DCC owed £249 for every person in city

LONDONDERRY’S local authority owed £26.9m at the end of March 2011 - a £2.8m year-on-year increase - and £249 for every child, woman and man living in the city.

Throughout Northern Ireland the amount of Local Government borrowing still outstanding at March 31, 2011, was £449m, a decrease of more than £9m from March 31, 2010.

Across the province Council borrowing was £248 per person based on population- a little less than the Londonderry average.

The figures are contained in the Northern Ireland Audit Office’s (NIAO) annual ‘Report by the Chief Local Government Auditor.’

The report shows that the local authority had managed to reduce the amount of days lost through sickness and absenteeism over the past number of years.

In 2010/11 13 days per employee were lost at Derry City Council. This was down from 15 in 2009/10.

The local authority has also managed to increase the amount of invoices paid to suppliers within both a 30 day and 10 day limit between 2010/11 and 2011/12.

Sixty-nine per cent of increases were paid within 30 days last year, compared with 66 per cent in 2010/11.

Thirty-nine per cent of invoices were paid within 10 days, compared with 33 per cent in 2010/11.

The Chief Local Government Auditor Louise Mason today (Wednesday, December 2012) published her report on the exercise by local government auditors of their functions in the year up to March 2012.

She highlighted areas of strength and areas for improvement across a range of local Councils.

In terms of prompt payment of invoices, which has improved in Londonderry, Mrs Mason concluded: “Although prompt performance has generally improved, there are still areas where performance is far from satisfactory.”

She recommended: “Local Councils should review payment processes to ensure that the time taken to pay suppliers is minimised and the targets and guidance set by the Department of Environment (DoE) is followed.”

Better performance in this area has the potential to significantly improve cash flow for local firms providing services to Councils, she stated.

Absenteeism has also improved in Londonderry. For several years the Chief Local Government Auditor published a series of annual reports on absenteeism in Northern Ireland Councils, the most recent being for the 2009/10 year.

Mrs Mason has not prepared an annual report on absenteeism for 2010/11 but she has drawn attention to continuing improvements based on unaudited information supplied by Councils.
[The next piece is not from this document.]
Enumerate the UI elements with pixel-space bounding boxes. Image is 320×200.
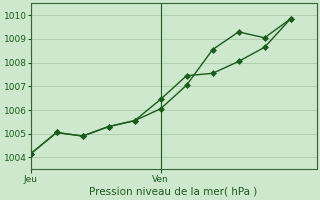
X-axis label: Pression niveau de la mer( hPa ): Pression niveau de la mer( hPa ) xyxy=(90,187,258,197)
The Report reveals that nineteen Councils - including Londonderry - improved their performance and notes that continuing this trend is particularly important given the current economic environment.

The report asks Councillors and Officers of local government bodies to consider the matters outlined and review how their Council is approaching the issues.

The Chief Local Government Auditor considers this will assist organisations to improve upon future financial management and governance arrangements.